The CPD suggested that the government prepare a staggered implementation plan for the new Value-Added Tax and Supplementary Duty Act-2012 which is scheduled to come into effect from July 1 to reconcile the ongoing strong opposition from the business community.
It also suggested a lower VAT rate for some sectors including small and medium enterprises instead of the 15 per cent for all set in the new VAT law.
But, the country should gradually go to that level (15 per cent), it said.
‘It is a matter of concern that the attained higher level of GDP growth rates did not create adequate employment opportunities in the country.
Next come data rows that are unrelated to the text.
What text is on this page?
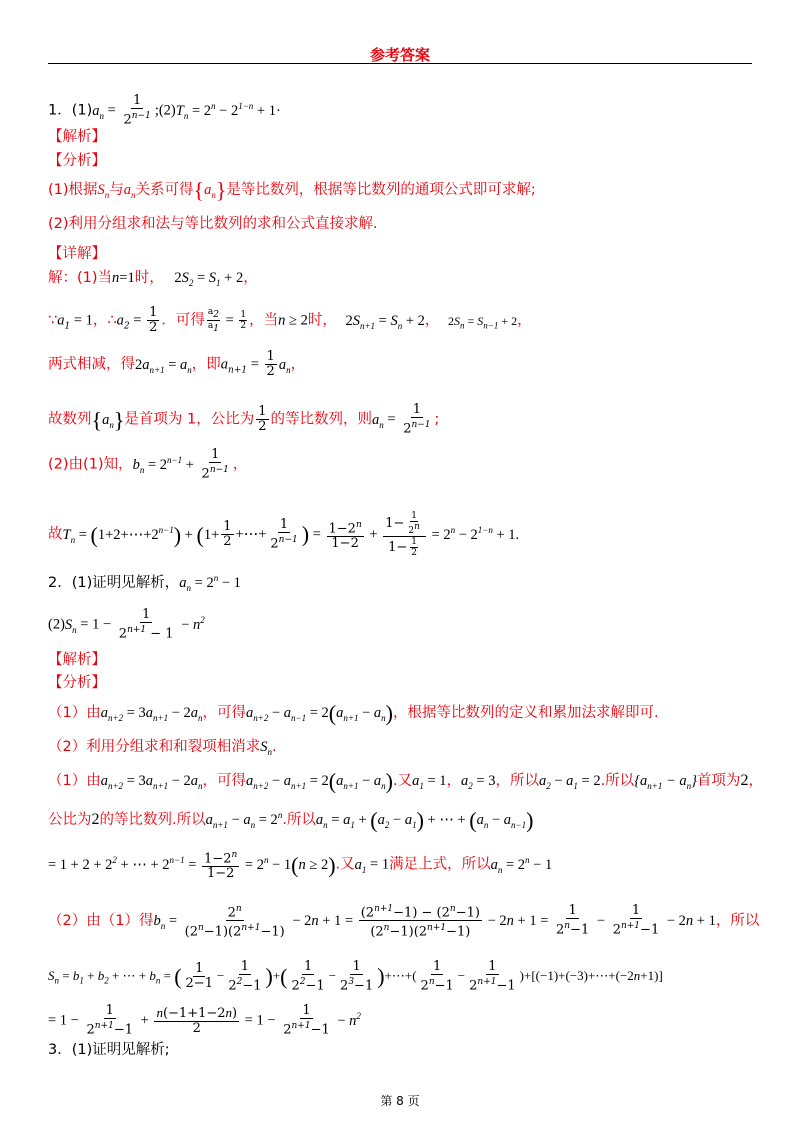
参考答案
1．$(1)a_n = \frac{1}{2^{n-1}}$ $;(2)T_n = 2^n - 2^{1-n} + 1\cdot$
【解析】
【分析】
(1)根据$S_n$与$a_n$关系可得$\{a_n\}$是等比数列，根据等比数列的通项公式即可求解;
(2)利用分组求和法与等比数列的求和公式直接求解.
【详解】
解：(1)当n=1时， $2S_2 = S_1 + 2$，
$\because a_1 = 1$，$\therefore a_2 = \frac{1}{2}$ ．可得 $\frac{a_2}{a_1} = \frac{1}{2}$ ，当n ≥ 2时， $2S_{n+1} = S_n + 2$， $2S_n = S_{n-1} + 2$，
两式相减，得$2a_{n+1} = a_n$，即$a_{n+1} = \frac{1}{2} a_n$，
故数列$\{a_n\}$是首项为 1，公比为 $\frac{1}{2}$ 的等比数列，则$a_n = \frac{1}{2^{n-1}}$ ;
(2)由(1)知，$b_n = 2^{n-1} + \frac{1}{2^{n-1}}$ ，
故$T_n$ = $(1+2+\cdots+2^{n-1}) + (1+ \frac{1}{2}$ +⋯+ $\frac{1}{2^{n-1}}$ ) = $\frac{1-2^n}{1-2} + \frac{1- \frac{1}{2^n}}{1- \frac{1}{2}} = 2^n - 2^{1-n} + 1$.
2．(1)证明见解析，$a_n = 2^n - 1$
$(2)S_n = 1 - \frac{1}{2^{n+1} - 1} - n^2$
【解析】
【分析】
（1）由$a_{n+2} = 3a_{n+1} - 2a_n$，可得$a_{n+2} - a_{n-1} = 2(a_{n+1} - a_n)$，根据等比数列的定义和累加法求解即可.
（2）利用分组求和和裂项相消求$S_n$.
（1）由$a_{n+2} = 3a_{n+1} - 2a_n$，可得$a_{n+2} - a_{n+1} = 2(a_{n+1} - a_n)$.又$a_1 = 1$，$a_2 = 3$，所以$a_2 - a_1 = 2$.所以$\{a_{n+1} - a_n\}$首项为2，
公比为2的等比数列.所以$a_{n+1} - a_n = 2^n$.所以$a_n = a_1 + (a_2 - a_1)$ + ⋯ + $(a_n - a_{n-1})$
= $1 + 2 + 2^2$ + ⋯ + $2^{n-1} = \frac{1-2^n}{1-2} = 2^n - 1(n \ge 2)$.又$a_1 = 1$满足上式，所以$a_n = 2^n - 1$
（2）由（1）得$b_n = \frac{2^n}{(2^n-1)(2^{n+1}-1)} - 2n + 1 = \frac{(2^{n+1}-1) - (2^n-1)}{(2^n-1)(2^{n+1}-1)} - 2n + 1 = \frac{1}{2^n-1} - \frac{1}{2^{n+1}-1} - 2n + 1$，所以
$S_n = b_1 + b_2$ + ⋯ + $b_n$ = ( $\frac{1}{2-1} - \frac{1}{2^2-1}$ )+( $\frac{1}{2^2-1} - \frac{1}{2^3-1}$ )+⋯+( $\frac{1}{2^n-1} - \frac{1}{2^{n+1}-1}$ )+[(−1)+(−3)+⋯+(−2n+1)]
= $1 - \frac{1}{2^{n+1}-1} + \frac{n(-1+1-2n)}{2} = 1 - \frac{1}{2^{n+1}-1} - n^2$
3．(1)证明见解析;
第 8 页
Indeed, the pace of job creation has slowed down considerably during 2013-2015 periods,’ the report said.
Jobs rose at the rate of 1.36 million per year from 2002-2013 but fell to 0.3 million from 2013-2015, it said.
‘It is also surprising that despite attaining double-digit value addition growth in the manufacturing sector in last two years, more than 12 lakh jobs were lost in the sector,’ it said.
The report also found that half of the employments in the country remained informal over the last 5 years while the unemployment rate for educated labour force (up to tertiary education) increased significantly.
Youth unemployment rate also rose sharply to 9.5 per cent in 2015 from 8.1 per cent in 2013, according to the report.
‘A GDP growth with very weak employment generating capacity will not be able to serve the development ambitions of Bangladesh,’ it said.
The CPD recommended prioritising labour-centric drivers of economic growth through human capabilities development, private sector job creation, improved skills and increased productivity.
The organisation also said that in recent years income tax collection rose at the slowest pace, ADP implementation remained at the lowest rate, progress in implementation of fast track projects and utilisation of foreign loans and grants remained slow.
CPD distinguished fellow Debapriya Bhattacharya said that the GDP growth at higher rates in recent years and the decline in employment generation created an incompatible situation in the country where economy grew at higher rates while job creation, private investment and productivity declined.
So, the quality and the source of economic growth are important, he said.
‘In this context, increasing private investment and employment generation should be the most important issues for the upcoming budget,’ he said.
The government is now enjoying a fiscal relief due to lower prices of commodities on the international market and reduced subsidy pressure in the country, which should be utilised properly in increasing investment in agriculture, health, education and social protection, he said.
Regarding the new VAT law, Debapriya said the CPD is in favour of implementation of the law as it is a modern system.
But the government will face problems in implementation if it does not address the concerns of business community, he said.
A specific work plan is needed to increase capacity of small and medium enterprises to improve their book keeping methods, he said.
He also emphasised necessary reforms in development administration, banking system and capital market, and policy measures which are major problems in the country’s development process.
CPD executive director Mustafizur Rahman said that considering the existing strength of the industry and the country’s socioeconomic condition the government might lower the VAT rate for some sectors including SMEs and take two to three years time for introducing fully the new VAT law which is a completely automated system.
He, however, said that the government would have to move towards to the level of 15 per cent VAT.
But the importance should be given to increasing revenue collection from income tax as the burden of VAT always falls on common people, he added.
CPD research fellow Towfiqul Islam Khan made a presentation on the report at the briefing.